L'indomani l'importante è che ci siano ragioni edificanti, morali, civili, cose belle e buone da dire. L'Unità, il quotidiano femmina formato pochette fondato da Antonia Gramsci, per esempio, è felicissimo, e può titolare «Anche nella letteratura il Nobel è donna». Come l'utero, la letteratura è mia e me la gestisco io. Hanno elencato le altre nobelesse, la Greider, la Blackburn, la Yonath, con la dicitura «più belle, più intelligenti» (potevano non mettere le foto, almeno). E come se la Müller, lì all'Unità, se la fossero sempre spalmata sul pane a colazione, quasi fosse la Luxemburg. Con dei passaggi comici, imperdibili, dove si commenta come a Stoccolma «si certifica una rivoluzione avvenuta», quella delle donne, mentre da noi, a causa di Berlusconi «l'icona femminile sono la escort o altre declinazioni di un primitivo e perverso rapporto sesso-potere, nel mondo le donne vincono i Nobel». Comunque oggi il Nobel l'avrebbero dato a Anna Frank, non certo a James Joyce, a Marcel Proust, a Robert Musil, maschi stronzi e disimpegnati. Non più a William Faulkner o Samuel Beckett o a quel fascista di Pirandello, per non parlare di quel nazista antisemita di Céline, o a quel frivolo di Oscar Wilde. Anche il Manifesto gongola come meglio può, sebbene insomma lei, la Müller, si sia opposta alla dittatura di Ceausescu e sia scattata «la mordacchia del regime», un regime dall'altra parte del muro di Berlino, non certo della Nato, e però vàglielo a spiegare, al quotidiano comunista, ora sono diventati antitotalitari anche loro (anzi antitotalitarie, pardon). Emil Cioran se ne andò a scrivere in Francia, e niente Nobel. Gombrowicz in Sudamerica, e niente Nobel. Grandi opere, ma maschi e menefreghisti e non abbastanza minoritari.
Oltretutto dei nostri hanno già scelto Dario Fo, Carmelo Bene aveva troppe opere e se ne usciva con pensieri tipo «chi se ne fotte del Ruanda», quanto agli scrittori veri Arbasino era troppo snob, e Aldo Busi, troppo televisivo e egocentrico, si sarebbe presentato in tailleur e tacchi a spillo e avrebbe annunciato «après moi le déluge».

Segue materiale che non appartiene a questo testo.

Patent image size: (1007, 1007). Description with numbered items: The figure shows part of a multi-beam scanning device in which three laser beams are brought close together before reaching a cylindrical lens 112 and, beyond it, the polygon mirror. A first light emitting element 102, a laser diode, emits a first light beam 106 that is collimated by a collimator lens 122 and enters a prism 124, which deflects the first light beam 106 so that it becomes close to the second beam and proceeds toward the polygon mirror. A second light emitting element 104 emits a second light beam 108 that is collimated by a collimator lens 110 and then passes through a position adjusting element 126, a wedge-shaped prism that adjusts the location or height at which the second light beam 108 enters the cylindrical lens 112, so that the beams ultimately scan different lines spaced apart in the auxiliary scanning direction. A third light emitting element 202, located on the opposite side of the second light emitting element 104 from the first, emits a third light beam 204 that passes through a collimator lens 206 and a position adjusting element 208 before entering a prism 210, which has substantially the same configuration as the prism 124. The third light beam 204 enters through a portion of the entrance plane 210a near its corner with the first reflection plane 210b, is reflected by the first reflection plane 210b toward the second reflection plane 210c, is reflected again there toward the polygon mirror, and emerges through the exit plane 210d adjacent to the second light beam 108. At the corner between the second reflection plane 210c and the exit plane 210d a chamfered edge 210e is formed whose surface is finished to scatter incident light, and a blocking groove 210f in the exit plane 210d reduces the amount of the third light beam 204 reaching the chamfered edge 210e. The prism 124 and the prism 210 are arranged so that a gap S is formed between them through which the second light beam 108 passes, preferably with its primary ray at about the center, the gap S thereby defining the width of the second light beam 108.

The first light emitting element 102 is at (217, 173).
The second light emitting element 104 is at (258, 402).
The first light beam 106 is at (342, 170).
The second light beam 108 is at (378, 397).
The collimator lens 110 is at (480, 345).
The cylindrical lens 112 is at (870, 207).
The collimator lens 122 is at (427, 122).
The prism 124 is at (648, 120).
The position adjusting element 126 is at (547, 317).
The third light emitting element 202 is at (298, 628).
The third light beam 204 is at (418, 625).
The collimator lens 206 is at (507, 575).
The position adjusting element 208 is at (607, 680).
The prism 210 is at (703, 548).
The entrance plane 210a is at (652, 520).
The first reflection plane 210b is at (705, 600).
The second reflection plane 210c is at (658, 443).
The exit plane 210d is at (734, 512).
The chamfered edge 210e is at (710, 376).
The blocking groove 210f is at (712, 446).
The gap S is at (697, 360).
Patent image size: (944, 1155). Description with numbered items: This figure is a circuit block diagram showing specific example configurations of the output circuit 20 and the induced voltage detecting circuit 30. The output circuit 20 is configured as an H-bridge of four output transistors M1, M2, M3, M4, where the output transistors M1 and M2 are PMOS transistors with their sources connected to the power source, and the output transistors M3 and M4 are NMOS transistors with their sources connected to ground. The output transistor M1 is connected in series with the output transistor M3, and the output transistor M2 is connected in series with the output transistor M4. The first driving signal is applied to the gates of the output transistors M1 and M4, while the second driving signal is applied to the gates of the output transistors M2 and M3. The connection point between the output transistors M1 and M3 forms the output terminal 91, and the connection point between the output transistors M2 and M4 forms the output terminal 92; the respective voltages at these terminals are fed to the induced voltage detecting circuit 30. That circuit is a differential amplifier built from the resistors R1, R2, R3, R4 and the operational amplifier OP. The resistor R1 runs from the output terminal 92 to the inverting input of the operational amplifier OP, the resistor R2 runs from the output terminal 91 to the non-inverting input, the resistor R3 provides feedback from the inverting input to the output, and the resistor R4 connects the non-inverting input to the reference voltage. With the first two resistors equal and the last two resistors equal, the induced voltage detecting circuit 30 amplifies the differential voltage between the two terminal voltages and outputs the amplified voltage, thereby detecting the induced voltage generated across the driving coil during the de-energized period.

L'Italia letteraria comunque ormai è andata, prima ci sono le minoranze sudanesi e nigeriane da accontentare, e chissà quanti scrittori minori, minoritari, oppressi e femmine nel Caucaso, in Armenia, in Arzerbaigian. Franz Kafka l'avrebbe salvato solo il duo Deleuze e Guattari, in quanto «letteratura minore» scritta da uno scrittore di una lingua minore, il ceco, in una lingua maggiore, il tedesco.